Landing page for IHLP® inductor loss calculator tool

Vishay’s “IHLP Core Loss Calculator” is a free tool that assists designers in selecting the proper IHLP inductor based on the operating conditions of their circuit. This tool will simulate the losses in the inductor, including core and both AC and DC copper losses. The temperature rise and final component temperature will also be predicted based on the estimated losses. This tool will allow designers to compare several different inductors, both in size and value, to assist in the selection process. The calculator can be used for buck, boost and buck/boost style converters.

The calculator requires eight inputs: input voltage, output voltage, switch (FET) voltage drop, diode (or sync FET) voltage drop, output current, frequency, ambient temperature and inductance. The calculator will do the rest based on these inputs. Inductance can be selected by using the “radio” buttons on the left hand side.

All designs should be verified in circuit as this tool is for simulation only.
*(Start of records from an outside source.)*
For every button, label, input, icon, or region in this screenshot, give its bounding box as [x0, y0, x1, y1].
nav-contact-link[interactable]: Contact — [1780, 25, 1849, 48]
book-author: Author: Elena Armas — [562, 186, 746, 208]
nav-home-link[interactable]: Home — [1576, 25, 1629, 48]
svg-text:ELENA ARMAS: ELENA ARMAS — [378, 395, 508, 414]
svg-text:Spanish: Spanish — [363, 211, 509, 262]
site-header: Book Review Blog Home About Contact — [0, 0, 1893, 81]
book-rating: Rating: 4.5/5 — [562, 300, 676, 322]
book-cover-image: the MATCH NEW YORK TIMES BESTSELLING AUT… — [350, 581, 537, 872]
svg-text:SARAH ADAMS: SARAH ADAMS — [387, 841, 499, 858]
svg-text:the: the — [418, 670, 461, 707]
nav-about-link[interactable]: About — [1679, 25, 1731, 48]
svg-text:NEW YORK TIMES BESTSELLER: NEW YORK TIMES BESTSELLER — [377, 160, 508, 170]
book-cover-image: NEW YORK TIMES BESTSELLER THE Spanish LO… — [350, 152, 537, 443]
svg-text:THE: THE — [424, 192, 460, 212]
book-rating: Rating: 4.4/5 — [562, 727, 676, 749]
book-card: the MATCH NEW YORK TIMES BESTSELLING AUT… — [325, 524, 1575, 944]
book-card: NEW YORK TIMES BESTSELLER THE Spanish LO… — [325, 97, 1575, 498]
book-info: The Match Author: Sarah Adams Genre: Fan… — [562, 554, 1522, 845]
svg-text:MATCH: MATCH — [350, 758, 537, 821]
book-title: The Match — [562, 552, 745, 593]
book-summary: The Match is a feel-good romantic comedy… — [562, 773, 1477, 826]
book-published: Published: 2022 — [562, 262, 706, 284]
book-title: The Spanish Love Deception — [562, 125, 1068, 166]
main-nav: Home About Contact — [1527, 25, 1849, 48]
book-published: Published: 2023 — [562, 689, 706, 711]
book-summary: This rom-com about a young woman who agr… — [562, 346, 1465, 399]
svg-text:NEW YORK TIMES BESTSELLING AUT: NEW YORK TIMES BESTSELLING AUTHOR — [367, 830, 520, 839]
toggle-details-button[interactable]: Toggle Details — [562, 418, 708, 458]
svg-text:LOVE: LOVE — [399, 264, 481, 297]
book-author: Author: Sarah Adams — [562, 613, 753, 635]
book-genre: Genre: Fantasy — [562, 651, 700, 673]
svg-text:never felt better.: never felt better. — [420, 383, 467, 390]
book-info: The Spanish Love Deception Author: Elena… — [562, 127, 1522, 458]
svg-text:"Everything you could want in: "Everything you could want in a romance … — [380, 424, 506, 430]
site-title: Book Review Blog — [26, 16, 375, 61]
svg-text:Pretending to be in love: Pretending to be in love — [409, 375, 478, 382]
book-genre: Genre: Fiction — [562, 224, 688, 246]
Click here to access the loss calculator tool.

Design Criteria

IHLP inductors have a recommended maximum component temperature based on materials (see spec sheet). Subtracting the ambient temperature will give us the maximum allowed temperature rise for the part. If this number should exceed 40 °C it is recommended that 40 °C be used for the allowed temperature rise. It is recommended that core losses be limited to ≤ 1/3 of the total losses to mitigate any aging effects associated with the powdered iron in the core at temperatures exceeding the maximum temperature of the part. The recommended range for the ripple current is 30% to 50% of inductor current. This is based on a trade off of inductor size and cost versus output capacitor size and cost. The maximum peak current should be kept below the I_sat value of the selected inductor, although it can be exceeded with caution due to the soft saturation characteristics of the powdered iron core material. The calculators are based on operation in the continuous conduction mode only, information determined in the discontinuous conduction mode should be considered suspect and in need of verification by the user.